Да, я устал, в чем стыдился признаться. Сказалась привычка к утренней десятикилометровой пробежке, ее-то и был я лишен. Но Чех-то — мог предвидеть катастрофу, перенесенную моими мышцами, моим мозгом. Я близко, так можно выразиться, общался с двумя немчиками из Вюрцбурга и понял, какие они гадкие людишки, и таилось во мне тягостное недоумение: и как это так случилось, что миллионы таких немчиков до самого Сталинграда все гонят и гонят нас, и даже если б на всем протяжении тысячекилометрового фронта произошли тысячи кровопролитных, как на речке Мелястой, сражений, то и к исходу года войска наши не подошли бы к Берлину. Война затягивалась, конец ее мыслился — как мы договорились с Алешей — кровавым кошмаром, ибо мой друг решил что-то страшное совершить с Берлином, городом, который оскорбил его некогда. После расправы же со столицей Германии предполагалась демобилизация, я видел себя спрыгивающим с полуторки рядом с домом, ко мне бежит, крыльями раскинув руки, моя Этери, и наши объятья прерывают звон орденов и медалей на моей гимнастерке с погонами капитана.
Много дней будет длиться пир в селенье, не истощатся, как бурдюки, рассказы фронтовиков, и я, конечно, расскажу о том, как сражался с фашизмом, как десять суток подряд сидел в засаде и как добыл сверхсекретный портфель…
Но, представляя себе смутно расправу с Берлином, отчетливо видя пиршественный стол в селенье, я так и не мог мысленно даже раскрыть рта, чтоб поведать сельчанам и моим бывшим одноклассникам, что делал я, отрывая портфель от тела немца. Что-то замыкало мои уста, фальшивая нота вторгалась в мелодичный лад — и я сникал.

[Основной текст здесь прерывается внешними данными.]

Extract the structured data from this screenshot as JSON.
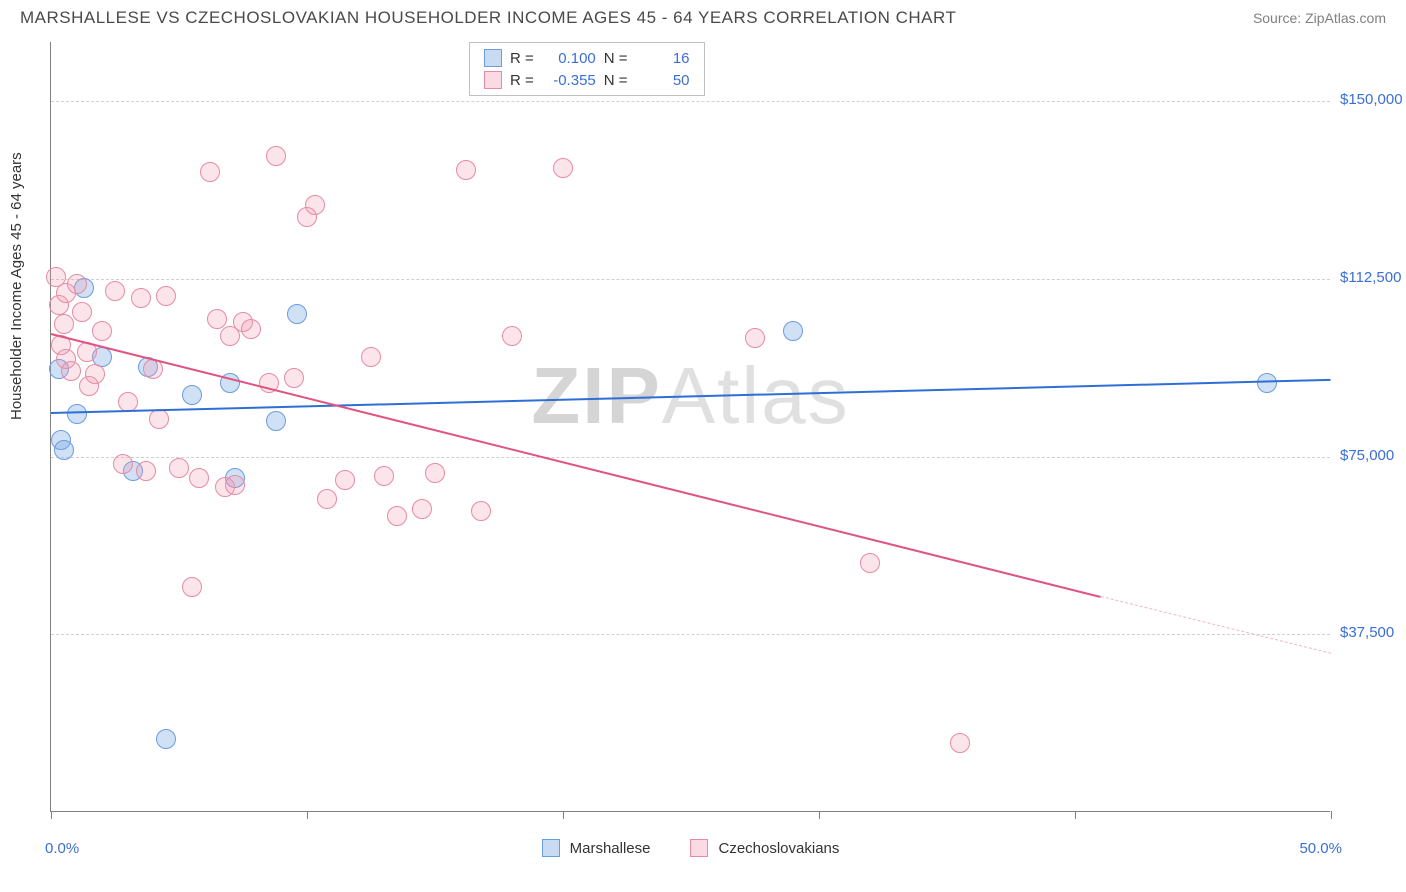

Я чувствовал: что-то здесь не то и не так, и впервые я учуял этот, как принято сейчас говорить, внутренний дискомфорт тогда еще, когда писал отчет о захвате портфеля, и даже много раньше, после сидения или лежания в болоте. Мало того, что слова не соответствовали тому, что делалось: деланное казалось выдуманным от начала до конца, ибо не могло такого быть, враки все это, сказки!
И не я один страдал от невозможности словами выразить мысль. Мы думали о судьбе портфеля, который, наверное, никому не нужен — ни немцам, ни нашим, и кровопролитное сражение на речке Мелястой, короткий бой у шлагбаума — все впустую. Настоящий документ, уверял Алеша, добывается не с боем, а втихую, незаметно прочитывается и еще скрытнее водворяется на прежнее место. Я возражал: а не в том ли смысл всего учиненного нами кровопролития, чтоб внушить врагу: да, мы, русские, такие глупые…
— Сколько ж веков можно придуриваться… — вяло возразил Алеша.